If the professor is not allowed to give out more than 20% A grades, it would seem that they almost have to put something on an exam that only 20% of the class can handle. Otherwise, what do they do if 30% of the class have 100’s on every exam and every homework problem?
I don’t know what the normal grade breaks in that class are, since it’s traditionally heavily curved. Maybe only 10% deserve the curved A. Maybe 70% do. But I would expect a lot of whining over point deductions
I suppose that grade inflation has been affected by student evaluations. Evaluations done after a class is finished as well as sites like Rate My Professor. Access to jobs, tenure and even salary can be tied to these evaluations. What is going to happen now when the students (customers) are unhappy with an A-?
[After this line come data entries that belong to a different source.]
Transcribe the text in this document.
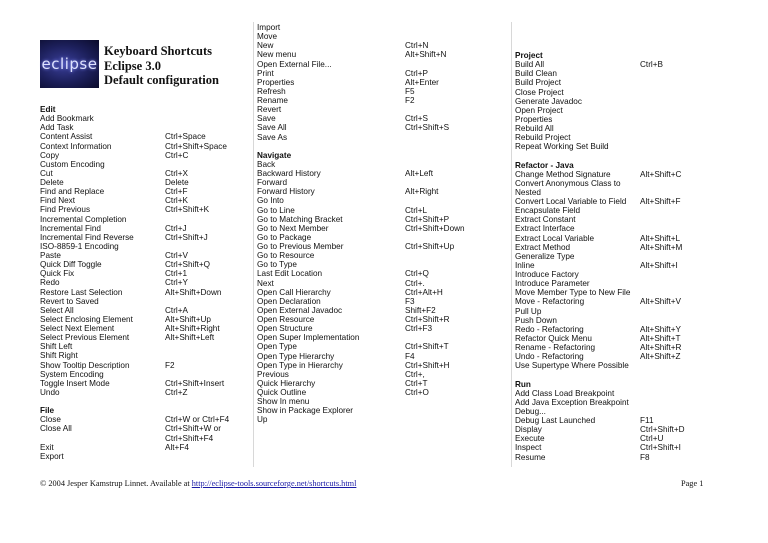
eclipse
Keyboard Shortcuts
Eclipse 3.0
Default configuration
Edit
Add Bookmark
Add Task
Content Assist	Ctrl+Space
Context Information	Ctrl+Shift+Space
Copy	Ctrl+C
Custom Encoding
Cut	Ctrl+X
Delete	Delete
Find and Replace	Ctrl+F
Find Next	Ctrl+K
Find Previous	Ctrl+Shift+K
Incremental Completion
Incremental Find	Ctrl+J
Incremental Find Reverse	Ctrl+Shift+J
ISO-8859-1 Encoding
Paste	Ctrl+V
Quick Diff Toggle	Ctrl+Shift+Q
Quick Fix	Ctrl+1
Redo	Ctrl+Y
Restore Last Selection	Alt+Shift+Down
Revert to Saved
Select All	Ctrl+A
Select Enclosing Element	Alt+Shift+Up
Select Next Element	Alt+Shift+Right
Select Previous Element	Alt+Shift+Left
Shift Left
Shift Right
Show Tooltip Description	F2
System Encoding
Toggle Insert Mode	Ctrl+Shift+Insert
Undo	Ctrl+Z
File
Close	Ctrl+W or Ctrl+F4
Close All	Ctrl+Shift+W or
Ctrl+Shift+F4
Exit	Alt+F4
Export
Import
Move
New	Ctrl+N
New menu	Alt+Shift+N
Open External File...
Print	Ctrl+P
Properties	Alt+Enter
Refresh	F5
Rename	F2
Revert
Save	Ctrl+S
Save All	Ctrl+Shift+S
Save As
Navigate
Back
Backward History	Alt+Left
Forward
Forward History	Alt+Right
Go Into
Go to Line	Ctrl+L
Go to Matching Bracket	Ctrl+Shift+P
Go to Next Member	Ctrl+Shift+Down
Go to Package
Go to Previous Member	Ctrl+Shift+Up
Go to Resource
Go to Type
Last Edit Location	Ctrl+Q
Next	Ctrl+.
Open Call Hierarchy	Ctrl+Alt+H
Open Declaration	F3
Open External Javadoc	Shift+F2
Open Resource	Ctrl+Shift+R
Open Structure	Ctrl+F3
Open Super Implementation
Open Type	Ctrl+Shift+T
Open Type Hierarchy	F4
Open Type in Hierarchy	Ctrl+Shift+H
Previous	Ctrl+,
Quick Hierarchy	Ctrl+T
Quick Outline	Ctrl+O
Show In menu
Show in Package Explorer
Up
Project
Build All	Ctrl+B
Build Clean
Build Project
Close Project
Generate Javadoc
Open Project
Properties
Rebuild All
Rebuild Project
Repeat Working Set Build
Refactor - Java
Change Method Signature	Alt+Shift+C
Convert Anonymous Class to
Nested
Convert Local Variable to Field Alt+Shift+F
Encapsulate Field
Extract Constant
Extract Interface
Extract Local Variable	Alt+Shift+L
Extract Method	Alt+Shift+M
Generalize Type
Inline	Alt+Shift+I
Introduce Factory
Introduce Parameter
Move Member Type to New File
Move - Refactoring	Alt+Shift+V
Pull Up
Push Down
Redo - Refactoring	Alt+Shift+Y
Refactor Quick Menu	Alt+Shift+T
Rename - Refactoring	Alt+Shift+R
Undo - Refactoring	Alt+Shift+Z
Use Supertype Where Possible
Run
Add Class Load Breakpoint
Add Java Exception Breakpoint
Debug...
Debug Last Launched	F11
Display	Ctrl+Shift+D
Execute	Ctrl+U
Inspect	Ctrl+Shift+I
Resume	F8
© 2004 Jesper Kamstrup Linnet. Available at http://eclipse-tools.sourceforge.net/shortcuts.html	Page 1
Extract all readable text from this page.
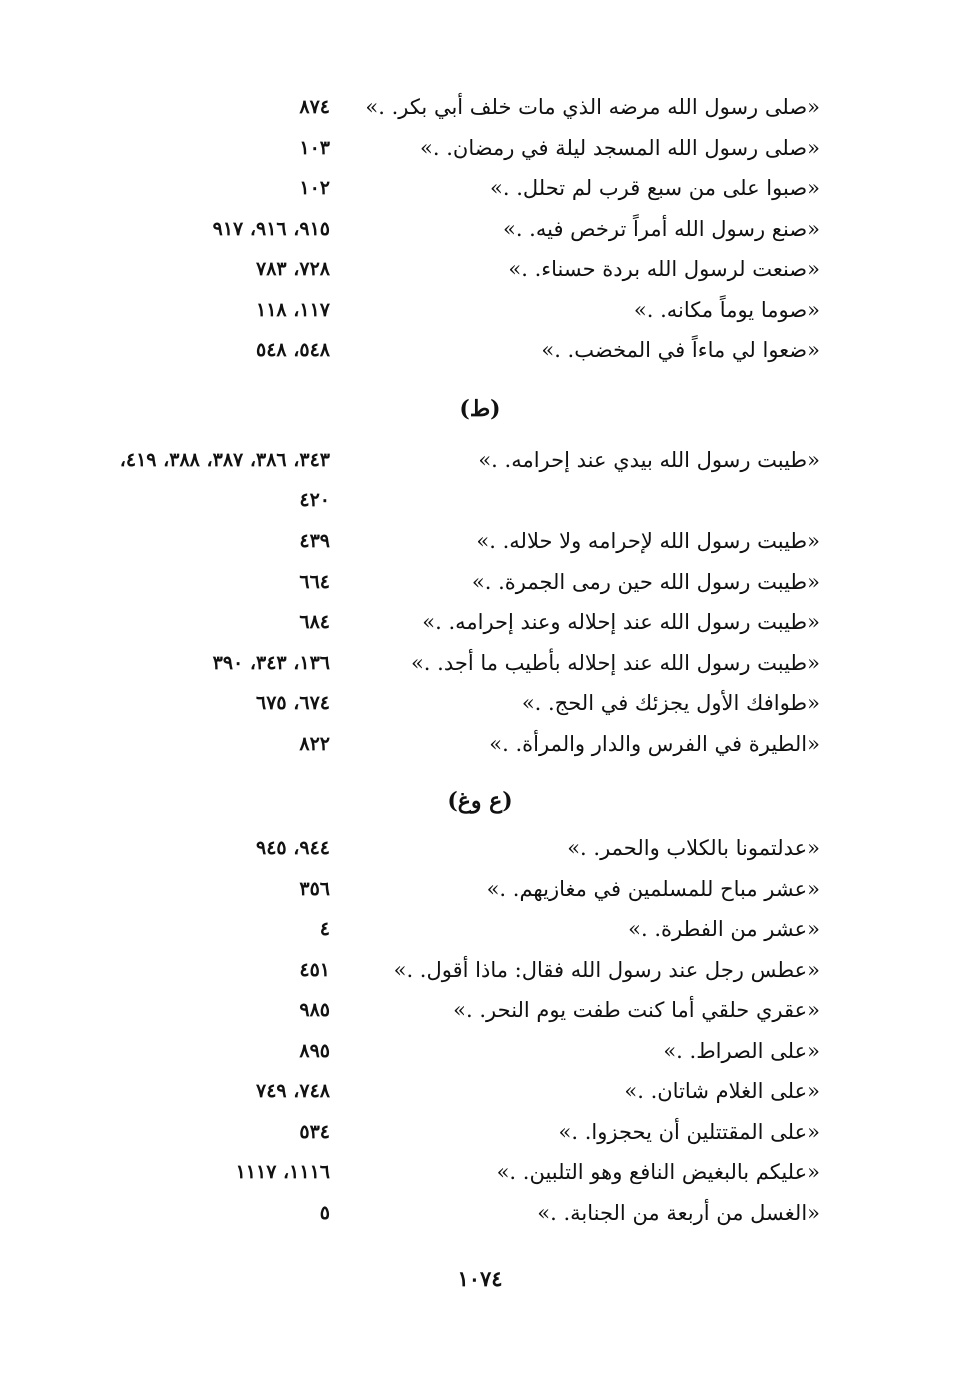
«صلى رسول الله مرضه الذي مات خلف أبي بكر. .»
٨٧٤
«صلى رسول الله المسجد ليلة في رمضان. .»
١٠٣
«صبوا على من سبع قرب لم تحلل. .»
١٠٢
«صنع رسول الله أمراً ترخص فيه. .»
٩١٥، ٩١٦، ٩١٧
«صنعت لرسول الله بردة حسناء. .»
٧٢٨، ٧٨٣
«صوما يوماً مكانه. .»
١١٧، ١١٨
«ضعوا لي ماءاً في المخضب. .»
٥٤٨، ٥٤٨
(ط)
«طيبت رسول الله بيدي عند إحرامه. .»
٣٤٣، ٣٨٦، ٣٨٧، ٣٨٨، ٤١٩، ٤٢٠
«طيبت رسول الله لإحرامه ولا حلاله. .»
٤٣٩
«طيبت رسول الله حين رمى الجمرة. .»
٦٦٤
«طيبت رسول الله عند إحلاله وعند إحرامه. .»
٦٨٤
«طيبت رسول الله عند إحلاله بأطيب ما أجد. .»
١٣٦، ٣٤٣، ٣٩٠
«طوافك الأول يجزئك في الحج. .»
٦٧٤، ٦٧٥
«الطيرة في الفرس والدار والمرأة. .»
٨٢٢
(ع وغ)
«عدلتمونا بالكلاب والحمر. .»
٩٤٤، ٩٤٥
«عشر مباح للمسلمين في مغازيهم. .»
٣٥٦
«عشر من الفطرة. .»
٤
«عطس رجل عند رسول الله فقال: ماذا أقول. .»
٤٥١
«عقري حلقي أما كنت طفت يوم النحر. .»
٩٨٥
«على الصراط. .»
٨٩٥
«على الغلام شاتان. .»
٧٤٨، ٧٤٩
«على المقتتلين أن يحجزوا. .»
٥٣٤
«عليكم بالبغيض النافع وهو التلبين. .»
١١١٦، ١١١٧
«الغسل من أربعة من الجنابة. .»
٥
١٠٧٤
Sometimes with all the competition in our culture, people forget the reason for grades. So do they reflect mastery of material, or extraordinary distinction. Personally I prefer the former. Better for everyone’s mental health.
One of my kids had a math teacher in high school who announced at the beginning of class that everyone would be getting an A if they tried to do the work. Tests were taken together so students helped each other. My kid loved it and learned a lot helping others (and being helped). Of course some parents went crazy because they wanted their kids to stand out.
What is actuallly wrong wtih most students getting A’s? Is the real issue that faculty need to stop dumbing down classes to get reviews, or are all the students actually mastering the material and doing well?
That’s what I thought about when I saw the news. Perhaps the professors have been feeling pressured into giving many more A grades than they actually feel are deserved, due to these external factors. Establishing a university-wide policy is one way for professors to avoid being targeted individually as harsh graders.